Here is the challenge:
Begin to train yourself to place one deep abdominal breath between a stimulus and your chosen response. Breathe through the nose slowly filling the lungs from bottom to top. Pause monetarily at the top of the breath, and then exhale through the nose (or mouth if particularly stressed) slowly and fully. Pause slightly at the bottom of the breath.
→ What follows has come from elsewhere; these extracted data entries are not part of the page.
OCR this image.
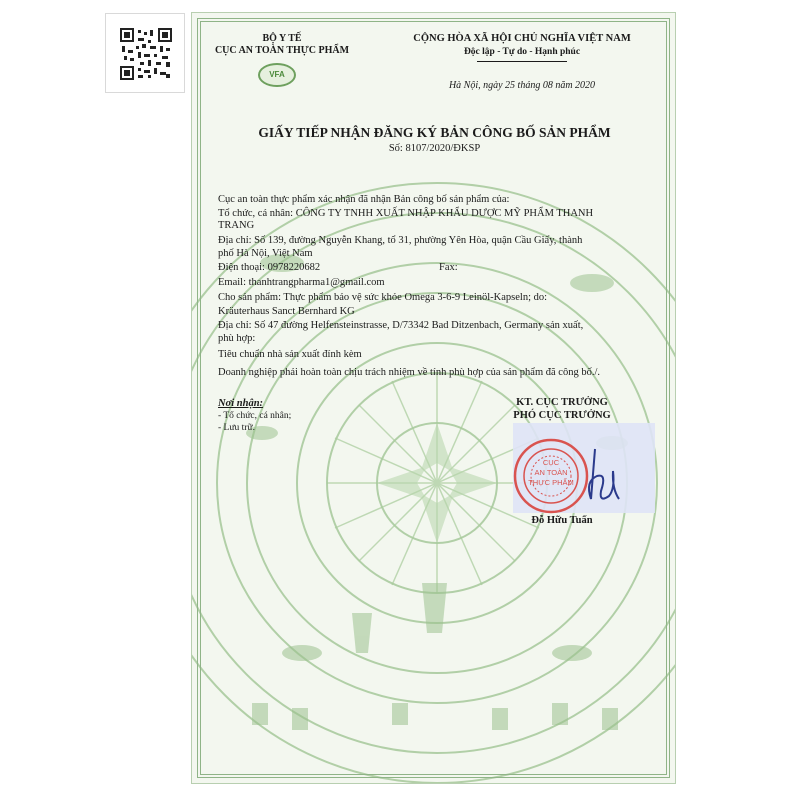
BỘ Y TẾ
CỤC AN TOÀN THỰC PHẨM
VFA
CỘNG HÒA XÃ HỘI CHỦ NGHĨA VIỆT NAM
Độc lập - Tự do - Hạnh phúc
Hà Nội, ngày 25 tháng 08 năm 2020
GIẤY TIẾP NHẬN ĐĂNG KÝ BẢN CÔNG BỐ SẢN PHẨM
Số: 8107/2020/ĐKSP
Cục an toàn thực phẩm xác nhận đã nhận Bản công bố sản phẩm của:
Tổ chức, cá nhân: CÔNG TY TNHH XUẤT NHẬP KHẨU DƯỢC MỸ PHẨM THANH
TRANG
Địa chỉ: Số 139, đường Nguyễn Khang, tổ 31, phường Yên Hòa, quận Cầu Giấy, thành
phố Hà Nội, Việt Nam
Điện thoại: 0978220682	Fax:
Email: thanhtrangpharma1@gmail.com
Cho sản phẩm: Thực phẩm bảo vệ sức khỏe Omega 3-6-9 Leinöl-Kapseln; do:
Kräuterhaus Sanct Bernhard KG
Địa chỉ: Số 47 đường Helfensteinstrasse, D/73342 Bad Ditzenbach, Germany sản xuất,
phù hợp:
Tiêu chuẩn nhà sản xuất đính kèm
Doanh nghiệp phải hoàn toàn chịu trách nhiệm về tính phù hợp của sản phẩm đã công bố./.
Nơi nhận:
- Tổ chức, cá nhân;
- Lưu trữ.
KT. CỤC TRƯỞNG
PHÓ CỤC TRƯỞNG
CỤC
AN TOÀN
THỰC PHẨM
Đỗ Hữu Tuấn
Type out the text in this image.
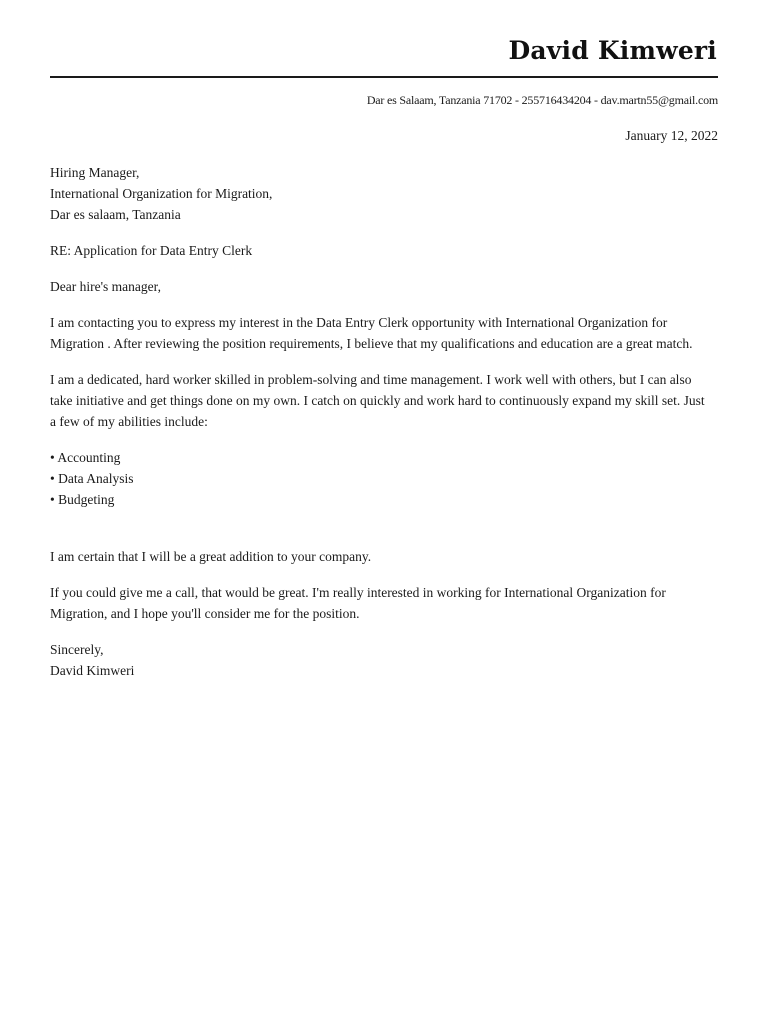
David Kimweri
Dar es Salaam, Tanzania 71702 - 255716434204 - dav.martn55@gmail.com
January 12, 2022
Hiring Manager,
International Organization for Migration,
Dar es salaam, Tanzania
RE: Application for Data Entry Clerk
Dear hire's manager,
I am contacting you to express my interest in the Data Entry Clerk opportunity with International Organization for
Migration . After reviewing the position requirements, I believe that my qualifications and education are a great match.
I am a dedicated, hard worker skilled in problem-solving and time management. I work well with others, but I can also
take initiative and get things done on my own. I catch on quickly and work hard to continuously expand my skill set. Just
a few of my abilities include:
• Accounting
• Data Analysis
• Budgeting
I am certain that I will be a great addition to your company.
If you could give me a call, that would be great. I'm really interested in working for International Organization for
Migration, and I hope you'll consider me for the position.
Sincerely,
David Kimweri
Now, breathe naturally and feel the RESET that the long deep breath provided to your nervous system. You may now respond (verses react) to the situation that prompted the breath.
So, here is the thing:
Just knowing about this technique, and even how to perform it will be of very little use in and of itself. Having the handout posted on your refrigerator or bathroom mirror will be equally ineffective. The key to making this technique work, and to have a profound impact upon our lives lies in DOING IT again and again until it has become second nature. This requires PRACTICE.
I invite everyone to work with this seemingly overly-simplistic technique for one full week, and to then leave a comment regarding how it has impacted your life. Trust me, I have yet to have anyone report anything other than POSITIVE experiences with this method, and for many it has been LIFE-CHANGING.
I like to say that “PRACTICE makes PROFICIENT (not PERFECT),” because we do not have to wait for perfection before a concept or technique can begin positively impacting our lives. All we need to do is begin to PRACTICE regularly, and that PRACTICE will create the conditions necessary for our ongoing SUCCESS.